Natalie Thomas, staff writer
March 24, 2011 — Alexandre Bilodeau instantly became a Canadian icon on February 14, 2010, when he became the first ever Canadian to win an Olympic gold medal on home soil. Since then, he has continued to succeed on the world stage. The Weather Network spoke with Alex about growing up in Canada, helping the environment and what he remembers about the weather during the Vancouver Olympics.
So tell me, where did you spend most of your childhood?
I grew up in Rosemère, Quebec and lived there until I was 18. Every weekend my family and I went to St. Sauveur to ski. Now I live in Montreal.
What stands out to you about growing up there?
Rosemère is a nice, quiet suburb of Montreal. It was a great place to grow up.
A lot of Canadians say that the weather is often different now than what they remember growing up. Is that the case for you too?
It seems like there is less snow now than when I grew up building snow castles in my backyard.
We know that you enjoy mogul skiing, but what were your other favourite summer and winter activities?
In summer, roller hockey. And in winter, skiing (of course!) and hockey.
How does the weather where you live now compare to where you grew up? Do you find there is a difference?

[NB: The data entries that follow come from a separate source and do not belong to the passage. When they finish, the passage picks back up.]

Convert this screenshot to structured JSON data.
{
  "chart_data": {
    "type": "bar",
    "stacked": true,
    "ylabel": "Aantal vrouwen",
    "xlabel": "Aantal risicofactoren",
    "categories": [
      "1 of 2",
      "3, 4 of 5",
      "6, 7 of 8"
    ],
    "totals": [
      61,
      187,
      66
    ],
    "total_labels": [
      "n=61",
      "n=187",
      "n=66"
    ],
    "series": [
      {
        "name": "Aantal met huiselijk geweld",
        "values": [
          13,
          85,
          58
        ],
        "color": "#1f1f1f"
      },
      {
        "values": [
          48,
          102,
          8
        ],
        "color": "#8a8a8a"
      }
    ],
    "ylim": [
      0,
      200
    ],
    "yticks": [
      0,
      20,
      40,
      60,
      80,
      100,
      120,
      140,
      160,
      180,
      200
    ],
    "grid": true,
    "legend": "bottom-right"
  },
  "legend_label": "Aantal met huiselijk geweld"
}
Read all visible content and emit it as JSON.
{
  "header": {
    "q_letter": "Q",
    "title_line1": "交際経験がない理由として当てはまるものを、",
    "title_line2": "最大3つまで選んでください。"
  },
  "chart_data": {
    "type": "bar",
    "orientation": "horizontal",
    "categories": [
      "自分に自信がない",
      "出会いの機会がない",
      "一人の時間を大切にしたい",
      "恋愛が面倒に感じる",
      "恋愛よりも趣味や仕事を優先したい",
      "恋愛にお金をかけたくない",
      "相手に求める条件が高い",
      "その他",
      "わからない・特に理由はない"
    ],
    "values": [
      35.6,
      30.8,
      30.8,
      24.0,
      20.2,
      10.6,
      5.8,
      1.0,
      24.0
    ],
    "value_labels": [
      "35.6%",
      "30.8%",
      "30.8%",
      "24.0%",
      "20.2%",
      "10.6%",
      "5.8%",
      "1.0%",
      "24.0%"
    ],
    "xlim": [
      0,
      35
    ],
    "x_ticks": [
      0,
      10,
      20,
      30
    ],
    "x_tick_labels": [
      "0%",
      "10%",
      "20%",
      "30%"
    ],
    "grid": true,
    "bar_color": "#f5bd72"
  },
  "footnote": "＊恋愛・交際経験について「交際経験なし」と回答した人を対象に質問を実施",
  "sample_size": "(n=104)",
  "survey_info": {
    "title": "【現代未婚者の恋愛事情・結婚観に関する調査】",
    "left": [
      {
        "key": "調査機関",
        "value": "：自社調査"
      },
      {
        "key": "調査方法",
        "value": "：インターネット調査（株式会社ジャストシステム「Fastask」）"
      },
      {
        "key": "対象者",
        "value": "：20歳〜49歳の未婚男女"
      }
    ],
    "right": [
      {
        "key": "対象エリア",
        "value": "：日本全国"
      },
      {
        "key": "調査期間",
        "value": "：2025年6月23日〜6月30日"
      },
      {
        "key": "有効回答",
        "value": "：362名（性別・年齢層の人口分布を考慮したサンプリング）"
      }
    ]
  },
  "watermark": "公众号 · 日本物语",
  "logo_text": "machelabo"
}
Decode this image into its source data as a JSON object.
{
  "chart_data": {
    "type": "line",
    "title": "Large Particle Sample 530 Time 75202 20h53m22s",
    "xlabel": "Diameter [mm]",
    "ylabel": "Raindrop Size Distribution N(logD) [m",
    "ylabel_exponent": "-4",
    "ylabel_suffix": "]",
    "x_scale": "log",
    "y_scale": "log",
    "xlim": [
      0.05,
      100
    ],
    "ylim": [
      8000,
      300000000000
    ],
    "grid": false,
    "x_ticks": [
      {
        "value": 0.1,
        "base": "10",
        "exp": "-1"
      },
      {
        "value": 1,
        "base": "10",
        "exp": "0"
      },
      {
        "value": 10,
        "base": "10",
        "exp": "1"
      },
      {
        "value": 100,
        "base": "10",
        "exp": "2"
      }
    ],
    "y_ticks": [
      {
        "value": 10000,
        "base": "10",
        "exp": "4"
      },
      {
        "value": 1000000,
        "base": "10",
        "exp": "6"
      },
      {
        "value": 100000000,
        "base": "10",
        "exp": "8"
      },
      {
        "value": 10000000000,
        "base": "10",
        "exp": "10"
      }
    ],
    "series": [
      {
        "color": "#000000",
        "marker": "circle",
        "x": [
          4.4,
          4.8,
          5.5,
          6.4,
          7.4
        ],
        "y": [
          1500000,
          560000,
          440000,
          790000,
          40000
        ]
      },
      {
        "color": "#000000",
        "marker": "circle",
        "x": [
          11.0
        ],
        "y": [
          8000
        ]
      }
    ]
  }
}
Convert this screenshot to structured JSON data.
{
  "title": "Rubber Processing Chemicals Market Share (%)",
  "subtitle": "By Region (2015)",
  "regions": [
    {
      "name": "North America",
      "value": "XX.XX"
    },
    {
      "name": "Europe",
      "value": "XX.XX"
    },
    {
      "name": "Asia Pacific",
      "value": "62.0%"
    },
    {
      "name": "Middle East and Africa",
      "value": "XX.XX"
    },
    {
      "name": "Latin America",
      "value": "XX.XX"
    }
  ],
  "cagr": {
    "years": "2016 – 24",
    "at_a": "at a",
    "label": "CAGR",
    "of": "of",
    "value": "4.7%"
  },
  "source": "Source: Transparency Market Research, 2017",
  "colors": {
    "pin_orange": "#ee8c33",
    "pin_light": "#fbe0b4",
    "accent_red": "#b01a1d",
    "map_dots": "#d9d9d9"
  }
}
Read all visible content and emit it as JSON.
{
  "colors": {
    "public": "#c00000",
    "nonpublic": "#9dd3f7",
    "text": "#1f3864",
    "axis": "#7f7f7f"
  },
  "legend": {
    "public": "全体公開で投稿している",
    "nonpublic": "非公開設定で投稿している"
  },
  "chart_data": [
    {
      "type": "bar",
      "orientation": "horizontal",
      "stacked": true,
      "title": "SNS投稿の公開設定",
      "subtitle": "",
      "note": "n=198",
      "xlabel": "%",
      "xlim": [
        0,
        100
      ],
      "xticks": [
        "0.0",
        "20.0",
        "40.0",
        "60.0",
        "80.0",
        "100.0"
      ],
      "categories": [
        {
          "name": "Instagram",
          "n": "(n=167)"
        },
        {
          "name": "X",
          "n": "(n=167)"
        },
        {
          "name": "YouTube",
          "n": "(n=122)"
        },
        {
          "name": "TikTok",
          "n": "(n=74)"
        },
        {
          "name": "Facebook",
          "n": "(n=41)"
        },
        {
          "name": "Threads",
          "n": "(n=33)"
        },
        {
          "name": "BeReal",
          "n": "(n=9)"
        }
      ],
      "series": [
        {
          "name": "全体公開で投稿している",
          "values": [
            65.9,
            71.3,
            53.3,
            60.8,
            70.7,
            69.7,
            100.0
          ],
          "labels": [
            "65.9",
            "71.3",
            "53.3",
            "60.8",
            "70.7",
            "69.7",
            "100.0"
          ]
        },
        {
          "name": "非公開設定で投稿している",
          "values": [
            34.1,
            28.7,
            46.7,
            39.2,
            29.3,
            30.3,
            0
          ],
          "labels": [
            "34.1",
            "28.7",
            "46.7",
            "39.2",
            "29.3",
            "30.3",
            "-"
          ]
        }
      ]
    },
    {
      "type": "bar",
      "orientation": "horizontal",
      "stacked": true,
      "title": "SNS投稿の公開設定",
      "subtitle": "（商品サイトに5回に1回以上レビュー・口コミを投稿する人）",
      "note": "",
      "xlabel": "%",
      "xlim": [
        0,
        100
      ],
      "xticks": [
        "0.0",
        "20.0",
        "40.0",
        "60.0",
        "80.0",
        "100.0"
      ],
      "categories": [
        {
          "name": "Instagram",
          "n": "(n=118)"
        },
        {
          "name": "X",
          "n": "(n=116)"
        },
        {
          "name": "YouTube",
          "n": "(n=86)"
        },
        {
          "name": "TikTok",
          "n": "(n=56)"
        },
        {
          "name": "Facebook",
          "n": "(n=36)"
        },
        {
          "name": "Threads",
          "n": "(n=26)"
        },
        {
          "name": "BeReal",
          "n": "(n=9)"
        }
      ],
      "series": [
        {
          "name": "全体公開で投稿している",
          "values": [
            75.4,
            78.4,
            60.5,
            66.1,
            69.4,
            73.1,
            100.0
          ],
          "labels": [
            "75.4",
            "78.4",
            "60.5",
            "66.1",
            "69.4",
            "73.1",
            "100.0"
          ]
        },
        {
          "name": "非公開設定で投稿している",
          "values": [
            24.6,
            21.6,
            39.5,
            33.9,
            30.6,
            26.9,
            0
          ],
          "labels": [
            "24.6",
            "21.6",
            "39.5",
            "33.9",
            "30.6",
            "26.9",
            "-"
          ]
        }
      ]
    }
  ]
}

Pretty much the same, I'm very close to where I grew up.
Finish this sentence for us: “You might be in Canada if…”
…you wear a toque and you love skiing, hockey and poutine!
Tell us, what is something “Canadian” you'd want to export to the rest of the world?
The kindness of Canadians. I have been overwhelmed by how nice Canadians are and I really notice it when I come home after travelling abroad.
What do you do personally to contribute to a ‘green’ lifestyle?
I recycle and am careful about how I use electricity and water.
If you could do something radical or extreme to benefit the environment, what would it be?
Stop the waste of fresh water.
For most Canadians, the ski season comes to an end with the arrival of summer. How does your training routine change during each of the four seasons?
It doesn't actually change that much because I can ski almost year-round on glaciers around the world. During the summer and fall I train at Blackcomb, in Argentina and in Switzerland. In the winter and spring I compete around North America, Asia and Europe.
Describe the ideal weather conditions you'd want to experience when competing in a moguls skiing race.
A good firm (but not icy) base, with a foot of fresh and dry snow on top.
The weather was a big topic of conversation here in Canada and around the world during the Vancouver Winter Olympics. What do you remember most about the conditions?
Pretty warm conditions, and pouring rain for the women's moguls event at Cypress. But then it got beautifully sunny for a lot of the Games. Couldn't ask too much more from Vancouver, the city of rain.